Salimos del local y le obligué a conducir hasta un bosque cercano donde acudían las parejas a jurarse amor por una noche. Le dije que se desnudara, lo unté con miel de arriba abajo y lo até al tronco de un árbol.

—¿Por qué me haces esto? ¿Quién eres?

—El único rostro amable que verás antes de morir —le respondí.

Escuché a los otros inquilinos del bosque. Los rastros dejados por mí, antes de entrar en el local, les habían acercado hasta nosotros.

—¿Qué quieres? ¿Dinero? Tengo dinero. Coge lo que quieras, tío, pero desátame.

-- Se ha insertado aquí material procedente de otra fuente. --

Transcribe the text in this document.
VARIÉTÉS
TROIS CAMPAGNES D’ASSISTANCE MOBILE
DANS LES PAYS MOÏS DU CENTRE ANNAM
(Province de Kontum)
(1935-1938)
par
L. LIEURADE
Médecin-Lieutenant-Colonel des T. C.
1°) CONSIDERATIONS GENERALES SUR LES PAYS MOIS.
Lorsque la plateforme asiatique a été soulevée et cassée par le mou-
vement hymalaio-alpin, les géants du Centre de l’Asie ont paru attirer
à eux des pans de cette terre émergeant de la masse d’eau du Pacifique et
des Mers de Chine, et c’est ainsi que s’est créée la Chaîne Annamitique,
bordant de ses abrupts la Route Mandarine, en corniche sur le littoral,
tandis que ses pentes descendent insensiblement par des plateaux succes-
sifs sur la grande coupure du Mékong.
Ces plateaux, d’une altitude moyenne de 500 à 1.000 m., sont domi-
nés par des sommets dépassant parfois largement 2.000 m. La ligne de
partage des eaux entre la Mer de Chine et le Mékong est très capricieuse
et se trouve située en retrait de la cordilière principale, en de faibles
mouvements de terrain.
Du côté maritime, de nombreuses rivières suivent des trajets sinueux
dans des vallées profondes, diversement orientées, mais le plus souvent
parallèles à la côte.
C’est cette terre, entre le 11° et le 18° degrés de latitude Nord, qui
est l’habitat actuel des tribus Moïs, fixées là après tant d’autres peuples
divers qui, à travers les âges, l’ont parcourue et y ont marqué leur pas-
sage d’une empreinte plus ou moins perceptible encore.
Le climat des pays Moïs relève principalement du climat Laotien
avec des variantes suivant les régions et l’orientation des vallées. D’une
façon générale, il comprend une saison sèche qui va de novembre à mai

Un todoterreno aparcó detrás de nosotros. Don Juan se giró al ver los focos. Del vehículo salió el padre de Melania, la última víctima del asesino, y dos guardaespaldas. Me hicieron un gesto y me marché. Oí dos disparos, un alarido de dolor y varios gruñidos.

Al día siguiente leí en el periódico que había habido un incendio en el bosque y que se había rescatado el cadáver de un hombre sin testículos y descuartizado por los osos de la zona. Aún no habían podido identificarle.

Consejo número 11:  El amor de un padre hacia sus hijos es enorme, su ansia de venganza si les haces daño, incalculable.